O Fundo Monetário Internacional (FMI) reviu em alta as suas previsões de crescimento para o Reino Unido, deixando as dos outros países do G7 mais baixas ou inalteradas, na esperança de que o impacto económico da guerra no Irão seja menos severo do que o esperado.
Numa actualização de Julho das suas Perspectivas Económicas Mundiais, finalizada antes do último eclosão de hostilidades no Oriente Médioa organização sediada em Washington prevê que o produto interno bruto do Reino Unido aumente 1% este ano, um aumento de 0,2 pontos percentuais em relação ao PIB britânico. suas previsões de abril.
Isto tornaria o Reino Unido a terceira economia com crescimento mais rápido no G7 em 2026 – atrás dos EUA, cuja taxa de crescimento de 2,3% foi impulsionada pela Boom de investimento em IA; e o Canadá, exportador de petróleo, com 1,1%.
Esta modesta melhoria é a mais recente indicação de que o novo Primeiro-Ministro Andy Burnhampoderia herdar uma economia menos afectada pelo conflito no Médio Oriente do que se temia anteriormente.
A previsão de crescimento do FMI para o Reino Unido no próximo ano permanece inalterada em 1,3%, à medida que a inflação volta a atingir a meta do governo de 2% em meados de 2027.
Enquanto isso, dados oficiais mostraram Contra todas as expectativas, a inflação britânica manteve-se inalterada em maioos mercados financeiros prevêem apenas um aumento nas taxas de juro até à próxima Primavera.
No auge do conflito, havia receios Banco da Inglaterra os decisores políticos poderiam recorrer a vários aumentos sucessivos para lidar com o impacto do aumento dos preços – com repercussões para os consumidores e as empresas.
Os preços globais do petróleo caíram acentuadamente desde o anúncio da memorando de entendimento entre os Estados Unidos e o Irã no mês passado. No entanto, os preços subiram na quarta-feira, em meio a novas incertezas sobre as perspectivas de paz. depois de Donald Trump declarar cessar-fogo ‘acabado’.
A previsão do FMI para o crescimento económico global mantém-se praticamente inalterada desde Abril, em 3% este ano e 3,4% no próximo ano – abaixo da média de 3,5% dos dois anos anteriores.
Isso explica que o boom da IA ajudou a mitigar o impacto da energia mais cara resultante da guerra – embora alguns países tenham sido atingidos de forma muito mais dura do que outros.

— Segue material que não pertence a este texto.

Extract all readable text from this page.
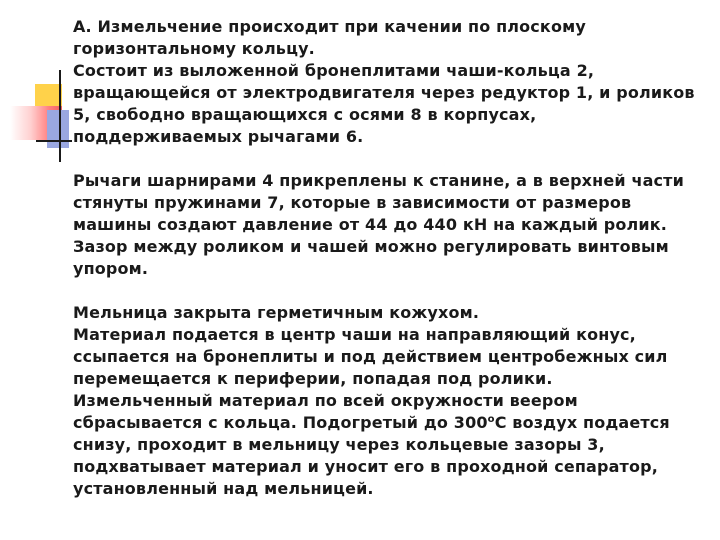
А. Измельчение происходит при качении по плоскому
горизонтальному кольцу.
Состоит из выложенной бронеплитами чаши-кольца 2,
вращающейся от электродвигателя через редуктор 1, и роликов
5, свободно вращающихся с осями 8 в корпусах,
поддерживаемых рычагами 6.

Рычаги шарнирами 4 прикреплены к станине, а в верхней части
стянуты пружинами 7, которые в зависимости от размеров
машины создают давление от 44 до 440 кН на каждый ролик.
Зазор между роликом и чашей можно регулировать винтовым
упором.

Мельница закрыта герметичным кожухом.
Материал подается в центр чаши на направляющий конус,
ссыпается на бронеплиты и под действием центробежных сил
перемещается к периферии, попадая под ролики.
Измельченный материал по всей окружности веером
сбрасывается с кольца. Подогретый до $300^оС$ воздух подается
снизу, проходит в мельницу через кольцевые зазоры 3,
подхватывает материал и уносит его в проходной сепаратор,
установленный над мельницей.
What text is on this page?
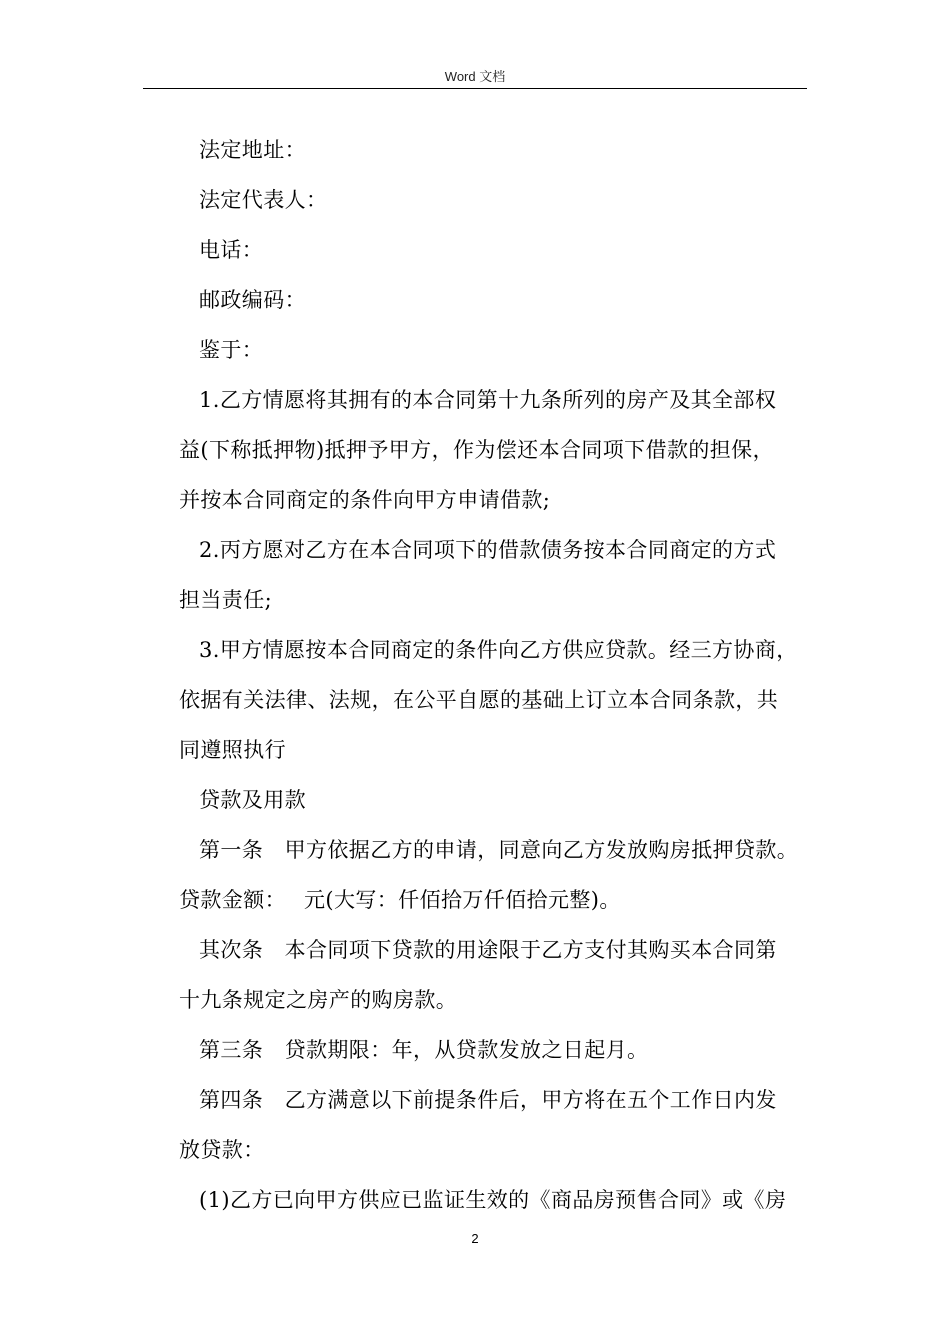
Word 文档
法定地址：
法定代表人：
电话：
邮政编码：
鉴于：
1.乙方情愿将其拥有的本合同第十九条所列的房产及其全部权
益(下称抵押物)抵押予甲方，作为偿还本合同项下借款的担保，
并按本合同商定的条件向甲方申请借款;
2.丙方愿对乙方在本合同项下的借款债务按本合同商定的方式
担当责任;
3.甲方情愿按本合同商定的条件向乙方供应贷款。经三方协商，
依据有关法律、法规，在公平自愿的基础上订立本合同条款，共
同遵照执行
贷款及用款
第一条　甲方依据乙方的申请，同意向乙方发放购房抵押贷款。
贷款金额：　 元(大写：仟佰拾万仟佰拾元整)。
其次条　本合同项下贷款的用途限于乙方支付其购买本合同第
十九条规定之房产的购房款。
第三条　贷款期限：年，从贷款发放之日起月。
第四条　乙方满意以下前提条件后，甲方将在五个工作日内发
放贷款：
(1)乙方已向甲方供应已监证生效的《商品房预售合同》或《房
2
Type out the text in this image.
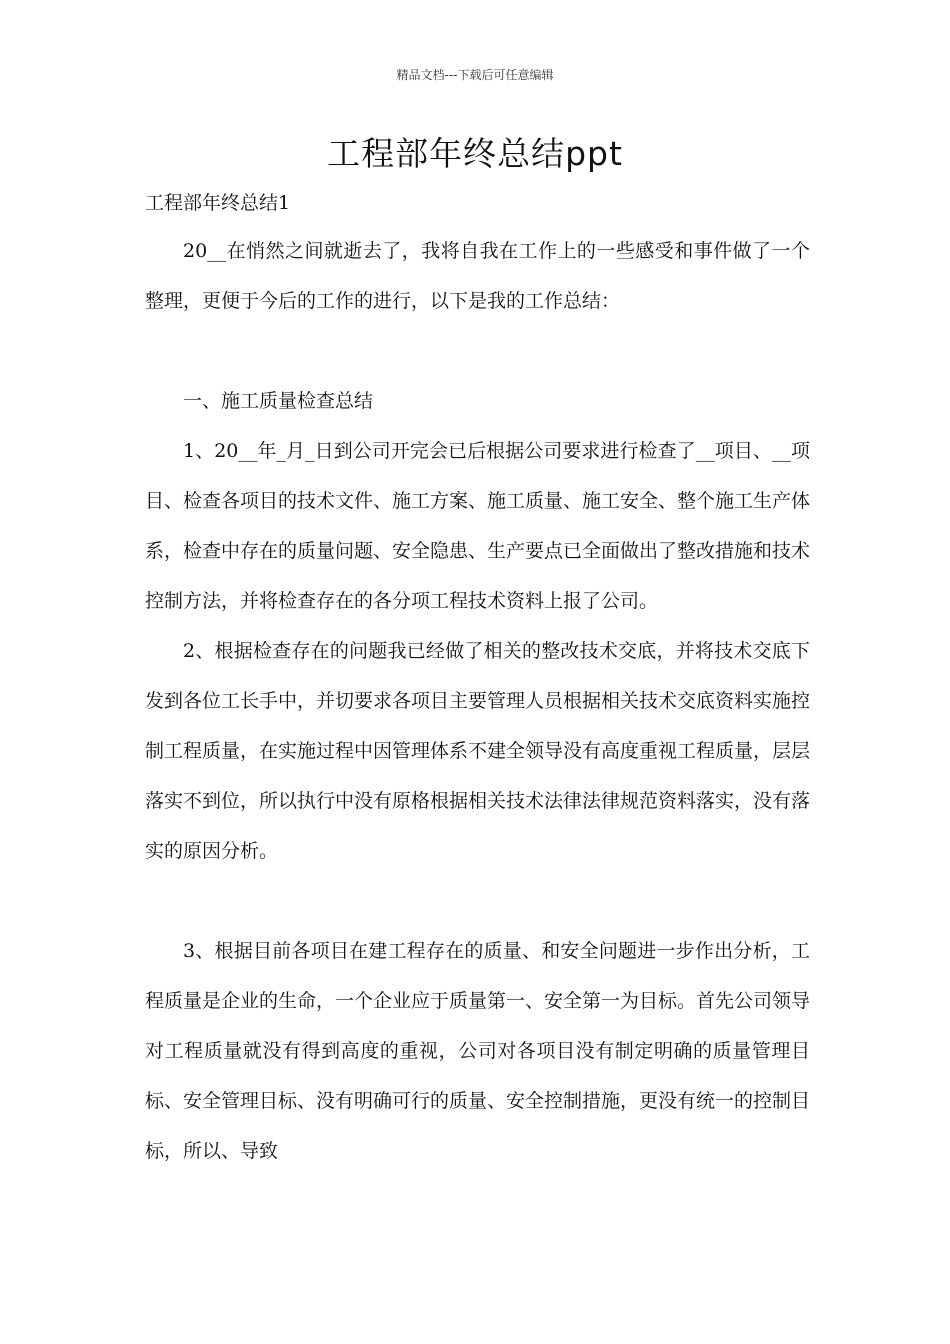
精品文档---下载后可任意编辑
工程部年终总结ppt
工程部年终总结1

20__在悄然之间就逝去了，我将自我在工作上的一些感受和事件做了一个整理，更便于今后的工作的进行，以下是我的工作总结：

一、施工质量检查总结

1、20__年_月_日到公司开完会已后根据公司要求进行检查了__项目、__项目、检查各项目的技术文件、施工方案、施工质量、施工安全、整个施工生产体系，检查中存在的质量问题、安全隐患、生产要点已全面做出了整改措施和技术控制方法，并将检查存在的各分项工程技术资料上报了公司。

2、根据检查存在的问题我已经做了相关的整改技术交底，并将技术交底下发到各位工长手中，并切要求各项目主要管理人员根据相关技术交底资料实施控制工程质量，在实施过程中因管理体系不建全领导没有高度重视工程质量，层层落实不到位，所以执行中没有原格根据相关技术法律法律规范资料落实，没有落实的原因分析。

3、根据目前各项目在建工程存在的质量、和安全问题进一步作出分析，工程质量是企业的生命，一个企业应于质量第一、安全第一为目标。首先公司领导对工程质量就没有得到高度的重视，公司对各项目没有制定明确的质量管理目标、安全管理目标、没有明确可行的质量、安全控制措施，更没有统一的控制目标，所以、导致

“Este ligeiro abrandamento reflete os efeitos da guerra no Médio Oriente, parcialmente compensados pela aceleração da procura no ciclo tecnológico global, graças aos avanços na inteligência artificial (IA) e à sua adoção”, afirma.
Entretanto, os preços do petróleo subiram de forma menos dramática do que alguns analistas temiam, devido à retirada de estoques de emergência.
O FMI salienta que o preço dos combustíveis fósseis para os consumidores tem variado consideravelmente, dependendo de uma vasta gama de factores, incluindo a localização geográfica.
Os preços retalhistas da gasolina subiram 30% na Ásia, por exemplo, mas apenas 15% na América Latina, enquanto os preços do gás natural liquefeito subiram 50% na Ásia e 25% na Europa.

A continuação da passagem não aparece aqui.